Moja świadomość tka jedno marzenie od czterech lat: nawalić się i zapomnieć.
„Jak bardzo możesz skurwić się, by zmienić swą piosenkę?” Frazę tę wyrecytuj
odpowiednio: zdolności adaptacyjne człowieka niemal każdego są ogromne oraz
nieskończone… Wyjątkiem są prawdziwi wariaci i prawdziwe talenty.
Piętniewicz jest większy niż Mickiewicz.
Nabrałem takiego wstrętu do bab, że gdyby nie to, iż jestem heteroseksualny, nieuchronnie przeistoczyłbym się w pedryla. Żadna z tych otaczających mnie kurew nie okazała mi serca.

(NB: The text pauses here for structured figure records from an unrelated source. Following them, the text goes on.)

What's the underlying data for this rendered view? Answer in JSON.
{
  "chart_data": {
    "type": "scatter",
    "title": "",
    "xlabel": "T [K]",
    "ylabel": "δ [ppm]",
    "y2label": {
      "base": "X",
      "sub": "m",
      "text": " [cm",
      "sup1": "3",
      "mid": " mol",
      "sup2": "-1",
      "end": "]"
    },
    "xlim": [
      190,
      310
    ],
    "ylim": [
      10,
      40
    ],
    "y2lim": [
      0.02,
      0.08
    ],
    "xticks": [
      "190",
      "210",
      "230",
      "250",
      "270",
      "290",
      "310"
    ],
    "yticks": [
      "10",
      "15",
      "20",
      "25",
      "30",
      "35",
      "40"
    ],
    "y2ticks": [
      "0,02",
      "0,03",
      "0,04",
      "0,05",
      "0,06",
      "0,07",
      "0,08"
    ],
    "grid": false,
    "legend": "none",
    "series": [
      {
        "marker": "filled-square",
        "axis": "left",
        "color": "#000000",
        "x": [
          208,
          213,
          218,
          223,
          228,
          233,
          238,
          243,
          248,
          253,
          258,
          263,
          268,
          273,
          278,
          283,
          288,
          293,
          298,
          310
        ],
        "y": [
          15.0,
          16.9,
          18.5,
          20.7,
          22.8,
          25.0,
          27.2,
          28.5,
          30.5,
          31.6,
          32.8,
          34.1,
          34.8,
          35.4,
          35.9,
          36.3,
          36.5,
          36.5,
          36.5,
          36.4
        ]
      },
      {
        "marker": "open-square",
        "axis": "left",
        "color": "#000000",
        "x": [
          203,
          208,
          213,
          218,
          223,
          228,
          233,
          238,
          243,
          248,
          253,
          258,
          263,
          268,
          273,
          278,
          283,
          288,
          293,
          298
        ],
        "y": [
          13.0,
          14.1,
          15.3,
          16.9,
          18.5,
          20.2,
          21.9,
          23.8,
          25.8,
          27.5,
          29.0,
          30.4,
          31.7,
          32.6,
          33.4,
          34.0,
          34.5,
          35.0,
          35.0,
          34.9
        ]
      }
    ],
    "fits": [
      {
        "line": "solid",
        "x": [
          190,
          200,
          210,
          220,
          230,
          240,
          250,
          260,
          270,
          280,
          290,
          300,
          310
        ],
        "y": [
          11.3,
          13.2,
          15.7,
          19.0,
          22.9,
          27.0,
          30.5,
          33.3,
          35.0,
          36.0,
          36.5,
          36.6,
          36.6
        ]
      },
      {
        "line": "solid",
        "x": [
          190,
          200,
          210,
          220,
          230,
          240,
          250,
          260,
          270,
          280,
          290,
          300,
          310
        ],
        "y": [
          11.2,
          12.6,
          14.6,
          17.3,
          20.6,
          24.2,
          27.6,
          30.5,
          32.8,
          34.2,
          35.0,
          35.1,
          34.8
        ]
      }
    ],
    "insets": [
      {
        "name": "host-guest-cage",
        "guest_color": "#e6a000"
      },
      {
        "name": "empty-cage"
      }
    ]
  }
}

Albo to ja jestem kamikadze, albo dzisiejszy świat każdą błahostkę, czy potknięcie, stara się traktować w białych rękawiczkach, by Broń Boże, nie umorusać się pierdnięciem, gorszym chyba aniżeli publiczna szubienica, która przynajmniej przyciąga gapiów.
Nienawidzę pucowania się tych wszystkich pożal się Boże gryzipiórków, mylnie zwanych pisarzami. Powiedzcie w końcu prawdę, jak Was życie boli, a jak Was nie boli to wypierdalać z tego interesu, bo nie jesteście, wy kurwy sprzedajne, wiarygodne. Kury wam szczać prowadzać, a nie literaturę robić.
Głaskanie po nieistniejących cipkach i fiutkach: oto stan obecnej literatury. Całujcie mnie wszyscy w zad, ja idę na spacer.
Kolegą jesteś w grodzie Kraka, dopóki nie poprosisz swojego kolegi o przysługę. Gdy o nią poprosisz, przestajesz być kolegą, stajesz się kimś niewygodnym.
Dzisiaj za byle gówno forsę biorą poprawni politycznie urzędnicy od literatury. Prawdziwi literaci śpią zarzygani i bezdomni po dworcach i parkach.
Literatura produkuje obecnie w zdecydowanym nadmiarze grzecznych pisarzy. Grzeszni pisarze przeważnie leczą się na głowę, aby z powrotem nabyć dobrych manier.